In the house tonight was Tracie, Rodney, Andy, Les, Dave, Keith, Tony, Steve F
Nice sized crowd and lots of variety on the table.
Rodney and Tracie are participating in a group build on ISM. It is an Easter theme, and of course, the subject is Egg Planes. A fun build with the Easter Bunny as a pilot, and some shag carpet as a cockpit floor.
Rodney also finished his German UBoat. Nice job!
Andy brought his friend and fellow RAF veteran Les with him. Les was looking to thin his stash and he brought some kits in for anyone who was interested. Andy surprised me with his 25 scale Formula 1 car. I didn't know he built that type, and as you can see , did an amazing job.
Tony showed us some airliners that he had finished a while back.
It was great to see Keith after a long absence. Keith is still building, and as I recall, WWII German armor was and still is his favorite. This is an in progress shot of his E25 Paper Panzer. It is a tank that was in development but never actually built by the Germans in WWII.
Steve F. has an interesting display of the Westland Whirlwind. The one on the left is a model of the actual aircraft built for production, which was developed in the mid 1930s and actually saw service with three squadrons until 1943 when they were withdrawn.
The model on the right is a what-if, from the mind of Steve F. Taking into account the radical airframe design for the mid 1930’s, and the emerging development of the jet engine, Steve surmises that if the RAF were to mate the two developments, the could have flown the first practical jet fighter maybe as early as 1940, well ahead of the Me 262 and the Gloster Meteor. Steve F.’s scratch building skills took a conventional Whirlwind and converted it to a long nose, tricycle gear aircraft with what I think are Me 262 engines, with modified square nacelles. Impressive job!

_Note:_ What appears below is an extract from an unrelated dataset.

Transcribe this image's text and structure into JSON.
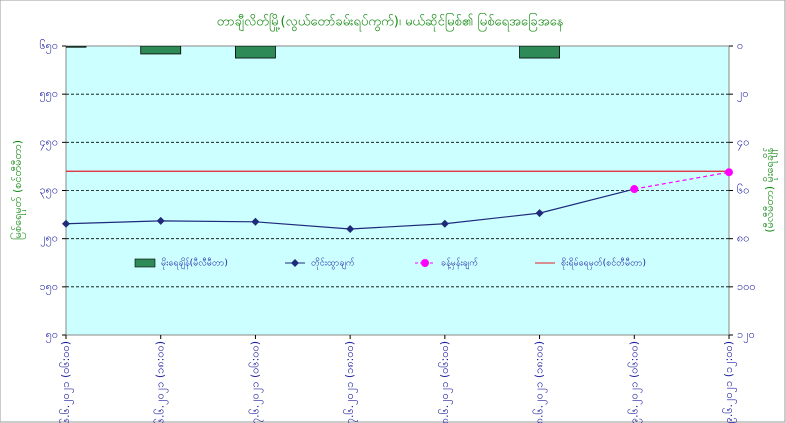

Steve also included is the Grumman F7F Tigercat twin engine fighter for comparison along with a Vindicator Torpedo Bomber from the beginning of WWII. The Tigercat was developed and delivered to Okinawa in June 1945, but never saw combat. Another twin engine fighter, this one developed for the US Navy and Marine Corps, however it was too large to operate from the Essex Class carriers, instead, designed for the new and larger Midway class. Later in life, they actually did operate from carriers and were withdrawn from service in the mid 50’s as jet fighters took over the role. In fact the F8 Crusader had its maiden flight only one year after the F7F was withdrawn.
The advancement of aircraft in such a short period of time is amazing, check out a comparison. Vindicator in 1940, to Crusader in 1955 - 15 years. Consider that the F-14 Tomcat first flew in 1970 and was retired in 2006, a span of 36 years!